Decadents are defined by the progress by which they are surrounded and simultaneously disgusted; Dunsany catches this as succintly as possible in "What We Have Come To", one of his Fifty-One Tales:

When the advertiser saw the cathedral spires over the downs in the distance, he looked at them and wept.

"If only," he said, "this were an advertisement of Beefo, so nice, so nutritious, try it in your soup, ladies like it."

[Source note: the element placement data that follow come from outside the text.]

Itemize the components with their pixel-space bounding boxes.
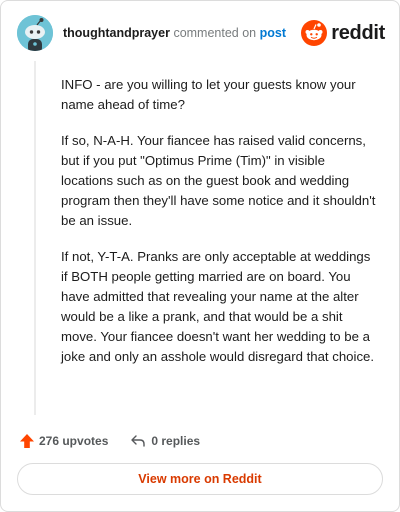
upvote-arrow-icon: [20, 434, 34, 448]
comment-body: INFO - are you willing to let your guest…: [61, 75, 379, 383]
post-link[interactable]: post: [260, 26, 286, 40]
comment-header: thoughtandprayer commented on post reddi…: [17, 15, 385, 51]
reddit-logo-icon: [301, 20, 328, 46]
embedded-comment-card: thoughtandprayer commented on post reddi…: [0, 0, 400, 512]
replies-button[interactable]: 0 replies: [130, 434, 200, 448]
comment-paragraph: INFO - are you willing to let your guest…: [61, 77, 356, 112]
snoo-avatar-icon: [17, 15, 53, 51]
user-avatar[interactable]: [17, 15, 53, 51]
reddit-brand[interactable]: reddit: [301, 19, 385, 47]
username-link[interactable]: thoughtandprayer: [63, 26, 170, 40]
comment-paragraph: If so, N-A-H. Your fiancee has raised va…: [61, 133, 376, 228]
comment-paragraph: If not, Y-T-A. Pranks are only acceptabl…: [61, 249, 375, 364]
upvote-button[interactable]: 276 upvotes: [19, 433, 108, 449]
reply-arrow-icon: [131, 435, 146, 447]
comment-actions: 276 upvotes 0 replies: [19, 431, 200, 451]
action-text: commented on: [173, 26, 257, 40]
upvote-count: 276 upvotes: [39, 434, 109, 448]
comment-meta: thoughtandprayer commented on post: [63, 26, 286, 40]
view-more-button[interactable]: View more on Reddit: [17, 463, 383, 495]
replies-count: 0 replies: [151, 434, 201, 448]
thread-line: [34, 61, 36, 415]
brand-wordmark: reddit: [331, 21, 385, 44]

The rest of his Fifty-One Tales all go to reject or diminish progress; from "The Three Tall Sons", where Nature's children — War, Famine, and Plague — sneak up on Man in his Metropolis, to "The Food of Death", where Death goes around eating the various poisonous foodstuffs of the day ("the tinned meats of Chicago", "milk and borax"), to prepare for an outing to the cities of the world. Nature bears no particular goodwill towards Man either; "Nature and Time" ends with Time reminding Nature of the cities he destroyed for her — Babylon, Nineveh, Perspolis, and others — and Nature asking menacingly, "When will the fields come back and the grass for my children?". Seeing the modern age as corrupt and Nature as no refuge counts for more than a little credit as a Decadent, but the real marker lies in Dunsany's depictions of the futility of humanity. In writing of the god of little dreams and fancies, Dunsany mentions, without explanation, that those he does not visit "must endure all night the laughter of the gods, with highest mockery, in Pegana." The gods of Pegana do quite a lot of laughing, generally unexplained; nobody needs an explanation, as the tone of the stories carries though the cause: the shortness and insigificance of a man's life in comparison to the affairs of the gods. This ultimate point down, mediations on the weaknesses of human nature are unnecessary, though they're included for good measure: the camel drivers tell the tale of the statue in the desert no man has ever reached, a statue of a god who learned why the universe was created and ceased to be jolly; they conclude, "If Hoodrazai [the god] is so very wise and yet is sad, let us drink wine, and banish wisdom to the wastes". Though writing years after the bulk of the Decadents, the same distrust of Nature and Progress, the belief in the insignificance of man unredeemed by his petty nature, comes out in Dunsany's writing, even if in a manner different from that of the iconic Decadents.

The only thing surprising about Dunsany's resonance with the views of the Decadents is his timing — overlap between later Decadents and Symbolists was high because the schools of though are by no means incompatible. Symbolism offers a way of looking at the world, and Decadence supplies a specific range of conclusions. Dunsany and Sime stand out because their collaborations started late and grew not less but more decadent as time passed; the previous examples of distrust of Nature and Progress are drawn from Fifty-One Tales, written in 1915, when, following the war, even Art Nouveau was well on its way out. Despite his later dates and uniquely fantastic approach, he serves as an exemplary model of a Decadent.


Dunsany, Lord. Fifty-One Tales. Project Gutenberg.

Dunsany, Lord. The Gods of Pegana. Project Gutenberg.

Heneage, Simon and Henry Ford. Sidney Sime: Master of the Mysterious. London: Thames and Hudson, 1980.